Hi, I had enabled 2fa roughly a week ago due to concerns with security. Although my concerns were unverified or even valid, I wanted to report something that was.

Today I logged into my cloud flare account to check the ip of my oracle server since I had been going through the ringer restting my password and even getting email properly.

I noticed that someone renamed my a record host to resume2 from resume and put a different ip on resume with a proxy behind it.

I knew this was not me because I don’t proxy my servers usually, and I surly didn’t rename my website with a 2 after it since I am looking for work and that is what I am giving to employers.

Coughs yep, pretty fuked… but on another part of my stupidity, I erased the ip that was broadcasting on my website and quickly replaced it with the proper one without recording.

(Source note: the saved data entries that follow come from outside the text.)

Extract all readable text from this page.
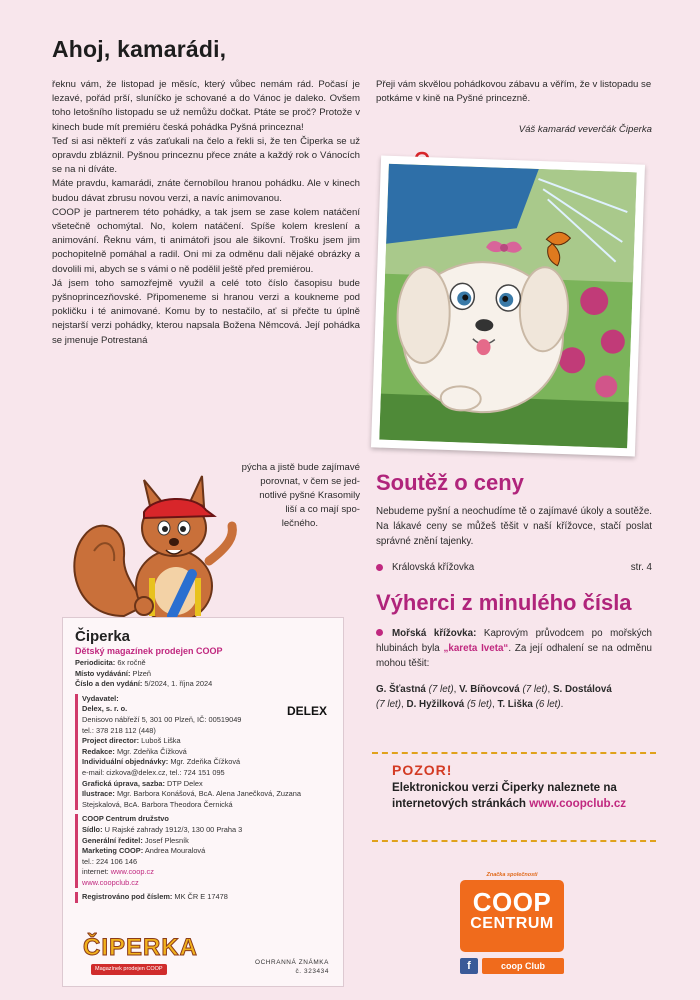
Ahoj, kamarádi,

řeknu vám, že listopad je měsíc, který vůbec nemám rád. Počasí je lezavé, pořád prší, sluníčko je schované a do Vánoc je daleko. Ovšem toho letošního listopadu se už nemůžu dočkat. Ptáte se proč? Protože v kinech bude mít premiéru česká pohádka Pyšná princezna!

Teď si asi někteří z vás zaťukali na čelo a řekli si, že ten Čiperka se už opravdu zbláznil. Pyšnou princeznu přece znáte a každý rok o Vánocích se na ni díváte.

Máte pravdu, kamarádi, znáte černobílou hranou pohádku. Ale v kinech budou dávat zbrusu novou verzi, a navíc animovanou.

COOP je partnerem této pohádky, a tak jsem se zase kolem natáčení všetečně ochomýtal. No, kolem natáčení. Spíše kolem kreslení a animování. Řeknu vám, ti animátoři jsou ale šikovní. Trošku jsem jim pochopitelně pomáhal a radil. Oni mi za odměnu dali nějaké obrázky a dovolili mi, abych se s vámi o ně podělil ještě před premiérou.

Já jsem toho samozřejmě využil a celé toto číslo časopisu bude pyšnoprincezňovské. Připomeneme si hranou verzi a koukneme pod pokličku i té animované. Komu by to nestačilo, ať si přečte tu úplně nejstarší verzi pohádky, kterou napsala Božena Němcová. Její pohádka se jmenuje Potrestaná

pýcha a jistě bude zajímavé
porovnat, v čem se jed-
notlivé pyšné Krasomily
liší a co mají spo-
lečného.
Přeji vám skvělou pohádkovou zábavu a věřím, že v listopadu se potkáme v kině na Pyšné princezně.
Váš kamarád veverčák Čiperka
Soutěž o ceny
Nebudeme pyšní a neochudíme tě o zajímavé úkoly a soutěže. Na lákavé ceny se můžeš těšit v naší křížovce, stačí poslat správné znění tajenky.
Královská křížovka	str. 4
Výherci z minulého čísla
Mořská křížovka: Kaprovým průvodcem po mořských hlubinách byla „kareta Iveta“. Za její odhalení se na odměnu mohou těšit:
G. Šťastná (7 let), V. Bíňovcová (7 let), S. Dostálová
(7 let), D. Hyžilková (5 let), T. Liška (6 let).
POZOR!
Elektronickou verzi Čiperky naleznete na internetových stránkách www.coopclub.cz
Značka společnosti
COOP
CENTRUM
f	coop Club
Čiperka
Dětský magazínek prodejen COOP
Periodicita: 6x ročně
Místo vydávání: Plzeň
Číslo a den vydání: 5/2024, 1. října 2024
Vydavatel:
Delex, s. r. o.
Denisovo nábřeží 5, 301 00 Plzeň, IČ: 00519049
tel.: 378 218 112 (448)
Project director: Luboš Liška
Redakce: Mgr. Zdeňka Čížková
Individuální objednávky: Mgr. Zdeňka Čížková
e-mail: cizkova@delex.cz, tel.: 724 151 095
Grafická úprava, sazba: DTP Delex
Ilustrace: Mgr. Barbora Konášová, BcA. Alena Janečková, Zuzana Stejskalová, BcA. Barbora Theodora Černická
COOP Centrum družstvo
Sídlo: U Rajské zahrady 1912/3, 130 00 Praha 3
Generální ředitel: Josef Plesník
Marketing COOP: Andrea Mouralová
tel.: 224 106 146
internet: www.coop.cz
www.coopclub.cz
Registrováno pod číslem: MK ČR E 17478
DELEX
ČIPERKA
Magazínek prodejen COOP
OCHRANNÁ ZNÁMKA
č. 323434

No doubt there’s logs on cloud flare about this, but i would not rather spend an eternity and a half getting support to look into it.

happy hunting!

Hi @pt11,

You have access to an audit log on your account that will show you exactly when and who made the change. Often it’s an automated service that you’ve given permissions on your account to.

1 Like

To add to this, here is a direct link.

https://dash.cloudflare.com/?to=/:account/audit-log

2 Likes

ok, much appreciated,

Sorry, I owe you two an apology, as it was another false alarm.

Apparently oracle clouds free tier, is only free until they make you pay for it which was about a week ago, lol…

I had forgotten this and remember I setup a vultr vm with the ip-address aforementioned.

3 Likes

No problem, glad you got it figured out!

2 Likes

This topic was automatically closed 3 days after the last reply. New replies are no longer allowed.